Can you figure out what I did wrong?

Hints and solution, Invisiclue style (select to view):

  • The fix was a single line of code: “sleep 60″ whenever a process X failed.
  • The failures weren’t caused by system load; the errors clustered because high load = more items going through the queue. Waiting fixed nothing, so there were still 100 failures per hour.
  • Process X normally takes a fraction of a second.
  • Processor Z starts once an hour, but that doesn’t mean it stops once an hour.
  • Errors are only reported when Z stops.
  • The pause makes process X take a minute longer, about 100 times an hour. There are only 60 minutes in an hour.
  • Since new items are added to the queue constantly, the queue never gets empty and Z never stops. Thus, no errors.
  • There are no other hints.
  • Really.



a cat standing up!
These gentlemen are from the future.

These gentlemen are from the future.

You may have noticed how quiet Global Spin has become, yet again. With the rise of Twitter and Reader and Tumblr and other such thing-share-ers, our little community no longer has much reason to post their thoughts to a group blog.
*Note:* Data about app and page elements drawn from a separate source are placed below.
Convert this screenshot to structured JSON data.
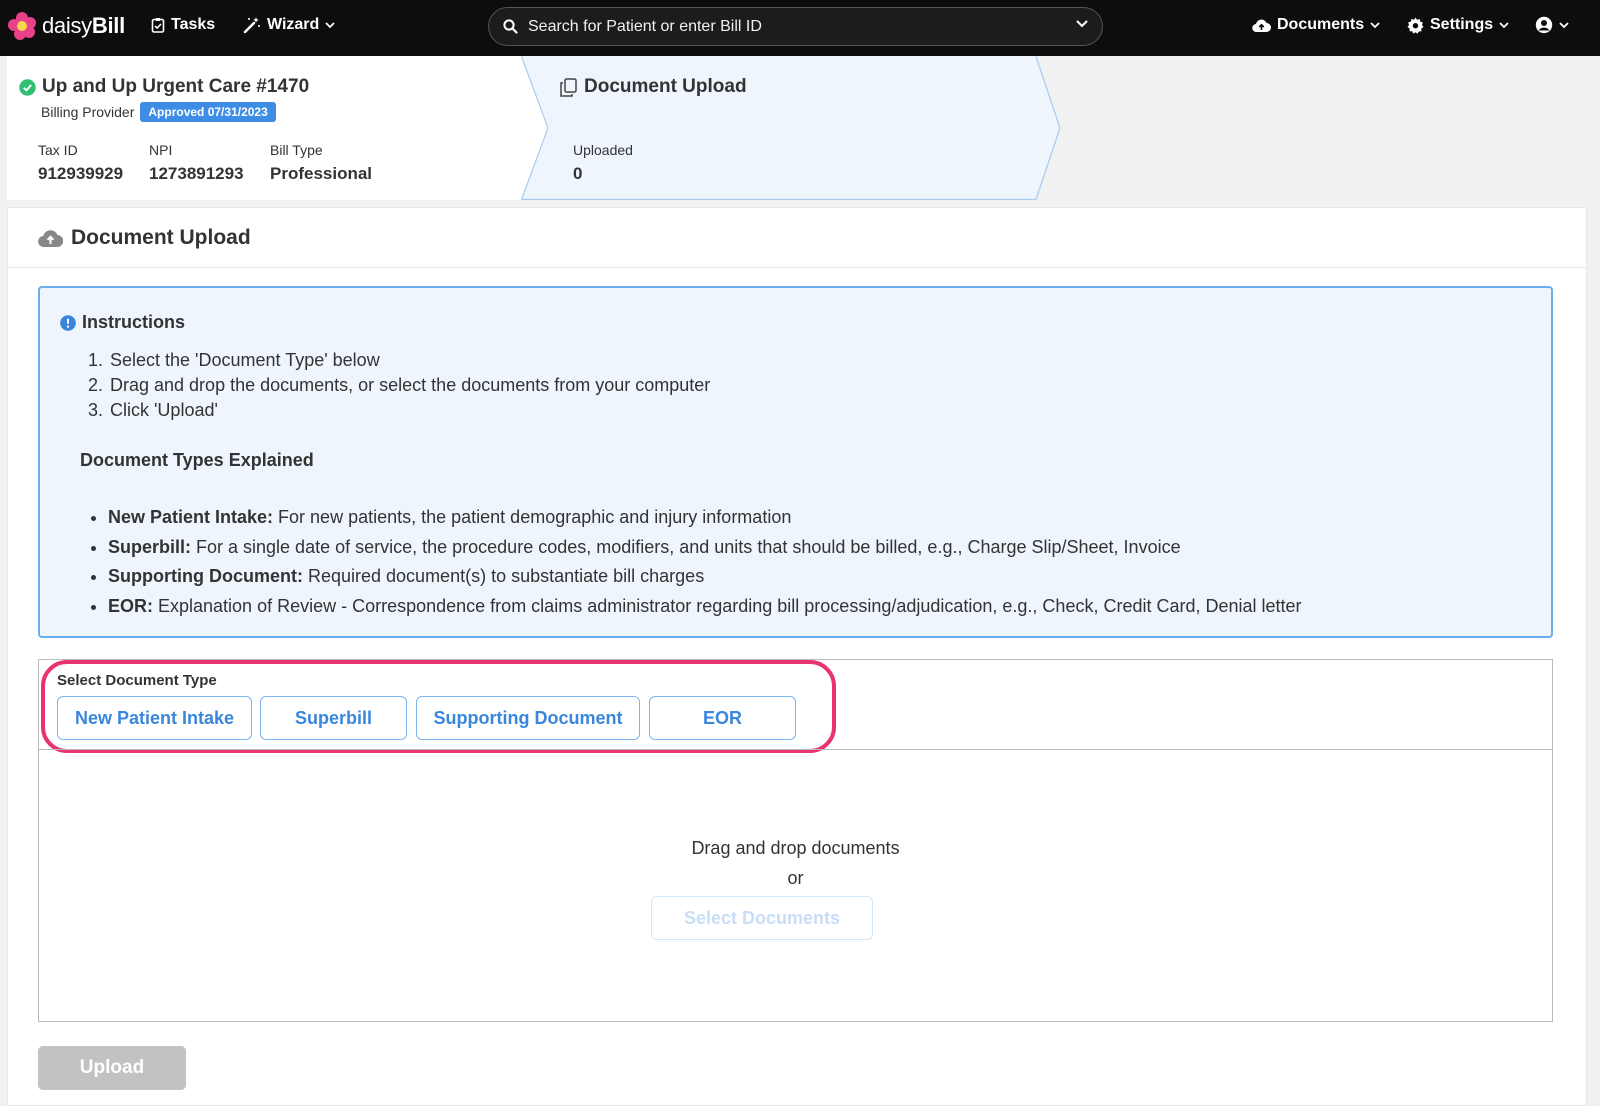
{
  "nav": {
    "brand_light": "daisy",
    "brand_bold": "Bill",
    "tasks": "Tasks",
    "wizard": "Wizard",
    "search_placeholder": "Search for Patient or enter Bill ID",
    "documents": "Documents",
    "settings": "Settings"
  },
  "provider": {
    "name": "Up and Up Urgent Care #1470",
    "role": "Billing Provider",
    "status_badge": "Approved 07/31/2023",
    "fields": [
      {
        "label": "Tax ID",
        "value": "912939929"
      },
      {
        "label": "NPI",
        "value": "1273891293"
      },
      {
        "label": "Bill Type",
        "value": "Professional"
      }
    ]
  },
  "upload_step": {
    "title": "Document Upload",
    "label": "Uploaded",
    "count": "0"
  },
  "panel": {
    "title": "Document Upload"
  },
  "instructions": {
    "title": "Instructions",
    "steps": [
      "Select the 'Document Type' below",
      "Drag and drop the documents, or select the documents from your computer",
      "Click 'Upload'"
    ],
    "types_title": "Document Types Explained",
    "types": [
      {
        "term": "New Patient Intake:",
        "desc": " For new patients, the patient demographic and injury information"
      },
      {
        "term": "Superbill:",
        "desc": " For a single date of service, the procedure codes, modifiers, and units that should be billed, e.g., Charge Slip/Sheet, Invoice"
      },
      {
        "term": "Supporting Document:",
        "desc": " Required document(s) to substantiate bill charges"
      },
      {
        "term": "EOR:",
        "desc": " Explanation of Review - Correspondence from claims administrator regarding bill processing/adjudication, e.g., Check, Credit Card, Denial letter"
      }
    ]
  },
  "doc_types": {
    "label": "Select Document Type",
    "buttons": [
      "New Patient Intake",
      "Superbill",
      "Supporting Document",
      "EOR"
    ]
  },
  "dropzone": {
    "line1": "Drag and drop documents",
    "line2": "or",
    "select_button": "Select Documents"
  },
  "upload_button": "Upload",
  "colors": {
    "nav_bg": "#0d0d0d",
    "accent_blue": "#3a86dc",
    "badge_blue": "#3d8de6",
    "highlight_pink": "#e8336e",
    "success_green": "#2fbf71",
    "disabled_gray": "#c2c2c2"
  }
}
In response, I’m quitting!

checks notes Oh wait, that’s not it shuffles papers One sec, it was right here

Right! In response, I’m going to keep posting the same old things on Global Spin as always. (In a word: monkeys.) I won’t even promise to post more often, because we’ve all seen through that little shadow play. Or something.

For those of you looking for a little more regularity and a little less depth, I give you a cat standing up! (Oh, and I might also share some other things over there, because it’s what all the kids are doing these days.)

That is all.




the 42nd monkey

Lee shared a thoughtful and entertaining Cracked article* by David Wong about the Monkeysphere. In short, the idea is that we can maintain less than 150 relationships (our monkeys**), so there’s no way for us to care about everyone.

Lee also shared a Derek Sivers article that hits right in the gut. As Lee pointed out, reading the two together makes it obvious that the abuses Derek talked about came from people working outside their Monkeysphere. They ended up shouting at their email, not realizing there was a person on the other end.

After reading them both, I had to ask myself: Why do I think I’m different? I do try to treat people with respect, even when “people” are an abstraction so far removed from my life that I need complex software*** to remind me how to treat them well. I also interact with lots of people over the course of the day, far more than the ~150 my Monkeysphere would allow me to care about.

First I thought there might be some notable difference between in-Monkeysphere people and out-of-Monkeysphere people. Maybe I just follow a set of rules about interacting with people (see also: enlightened self-interest), without really feeling it on the inside. Then I read a tweet from Dave Masten:

“My dad’s leukemia just took a turn for the worse. Sad.”

That hit me in the gut, too. And then I figured it out. They *are* in my Monkeysphere. All of them. Sara and Valerie are in there. Dave’s in there. You’re in there, dear reader, even if I don’t know you at all. They’re the 42nd monkey.

Here’s how it seems to work, based on whole minutes of self-examination: one of my monkeys**** is an abstract monkey. Programmers might call it a variable, mathematicians might call it an equivalence class, and politicians might call it a constituent. When I interact with someone who isn’t in my Monkeysphere, that person becomes the 42nd Monkey for that interaction, even if it’s only a few seconds. When the time comes to deal with someone else, they become the 42nd Monkey instead.

The 42nd Monkey suffered a loss. The 42nd Monkey is working toward a deadline. She slept badly last night, and she’s just trying to wake up. He’s glad it’s Friday. She doesn’t have a lot of time, but she’s willing to talk. He wonders if all this trouble is worth it. She hopes she’ll meet someone nice tonight. He’s awkward at parties. The 42nd Monkey, in short, is a real human being.